Foto: Ivo Cagalj/PIXSELL

In occasione dell’8 marzo, Festa internazionale della donna, le massime cariche dello Stato hanno porto gli auguri a tutte le cittadine croate, rilevando l’importanza del loro ruolo nella società. Le associazioni civili, invece, hanno sottolineato le disparità di trattamento e l’aumento dei casi di violenza nei confronti delle donne.
Il Presidente Zoran Milanović ha fatto una netta distinzione tra le “donne forti e combattive, pronte a colpire ogni violento in un determinato posto. Ci sono poi quelle che recitano”. Alla domanda se le donne abbiano diritto a essere protette, il Presidente ha risposto: “Le insegnanti hanno bisogno di protezione, come le assistenti che devono navigare in un sistema poco trasparente e dipendono da colleghi più anziani, ma non sono sufficientemente interessanti perché 30 telecamere siano puntate su di loro.
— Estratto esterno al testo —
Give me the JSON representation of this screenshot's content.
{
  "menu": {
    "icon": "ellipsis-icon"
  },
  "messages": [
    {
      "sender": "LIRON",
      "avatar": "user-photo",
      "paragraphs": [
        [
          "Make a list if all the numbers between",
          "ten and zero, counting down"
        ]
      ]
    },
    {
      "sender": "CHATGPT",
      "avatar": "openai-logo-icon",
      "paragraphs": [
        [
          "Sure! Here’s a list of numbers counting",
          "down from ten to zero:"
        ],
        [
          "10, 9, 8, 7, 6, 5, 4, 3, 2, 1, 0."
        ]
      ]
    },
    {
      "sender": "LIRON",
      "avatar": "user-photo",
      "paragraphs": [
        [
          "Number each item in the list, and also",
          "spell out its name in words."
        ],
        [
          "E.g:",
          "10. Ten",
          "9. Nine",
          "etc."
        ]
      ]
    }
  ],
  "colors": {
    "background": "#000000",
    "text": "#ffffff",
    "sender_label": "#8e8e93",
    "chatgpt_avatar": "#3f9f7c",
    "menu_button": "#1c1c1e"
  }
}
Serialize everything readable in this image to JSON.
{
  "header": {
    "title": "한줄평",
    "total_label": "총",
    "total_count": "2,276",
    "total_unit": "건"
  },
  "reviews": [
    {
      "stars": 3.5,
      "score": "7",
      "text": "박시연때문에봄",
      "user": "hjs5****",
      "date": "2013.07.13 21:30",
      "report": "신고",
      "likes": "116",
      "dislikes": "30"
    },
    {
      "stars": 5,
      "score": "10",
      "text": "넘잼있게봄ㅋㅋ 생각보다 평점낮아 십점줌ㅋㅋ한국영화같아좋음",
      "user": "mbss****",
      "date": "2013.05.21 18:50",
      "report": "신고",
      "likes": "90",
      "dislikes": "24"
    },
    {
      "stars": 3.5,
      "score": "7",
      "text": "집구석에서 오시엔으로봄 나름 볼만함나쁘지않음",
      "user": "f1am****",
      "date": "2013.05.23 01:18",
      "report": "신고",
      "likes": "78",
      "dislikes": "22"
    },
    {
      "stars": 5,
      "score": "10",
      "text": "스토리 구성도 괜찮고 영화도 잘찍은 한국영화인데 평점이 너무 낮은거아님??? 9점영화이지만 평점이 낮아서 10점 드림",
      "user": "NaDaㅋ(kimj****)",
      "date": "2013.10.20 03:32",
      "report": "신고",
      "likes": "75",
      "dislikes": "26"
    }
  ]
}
Queste donne hanno bisogno di essere protette, non quelle che si atteggiano a vittime”.
Il presidente del Sabor, Gordan Jandroković, ha osservato che “particolarmente in questo giorno dobbiamo ringraziare ed esprimere rispetto verso tutte le donne, per il loro quotidiano contributo allo sviluppo e alla nobilitazione della nostra società”.
Il premier Andrej Plenković, nel porgere gli auguri, ha evidenziato di voler contribuire con più determinazione alla parità di trattamento in Croazia, attraverso una serie di misure per una più massiccia assunzione delle donne, il conseguimento di pari condizioni nel mondo del lavoro, nonché con misure demografiche, ma soprattutto con una decisa lotta contro ogni forma di discriminazione e violenza.
Le rappresentanti di tre centrali sindacali (Confederazione dei sindacati autonomi, Matrix dei sindacati croati e Sindacati indipendenti) hanno rilevato che la Croazia non ha ancora ratificato la Convenzione 190, sull’eliminazione della violenza e delle molestie nel mondo del lavoro. Hanno ricordato che tale documento tutela meglio le lavoratrici sia per ciò che concerne le molestie sessuali, sia la discriminazione in gravidanza, sottolineando che ancor oggi le donne in stato interessante vengono licenziate, oppure vengono loro decurtate le ferie, o ridotta la paga e così via. Un altro problema da prendere in considerazione è il fatto che, a causa della pandemia, molte donne lavorano da casa. Le violenze subite durante queste ore di lavoro, vengono considerata violenza in famiglia, o sul posto di lavoro?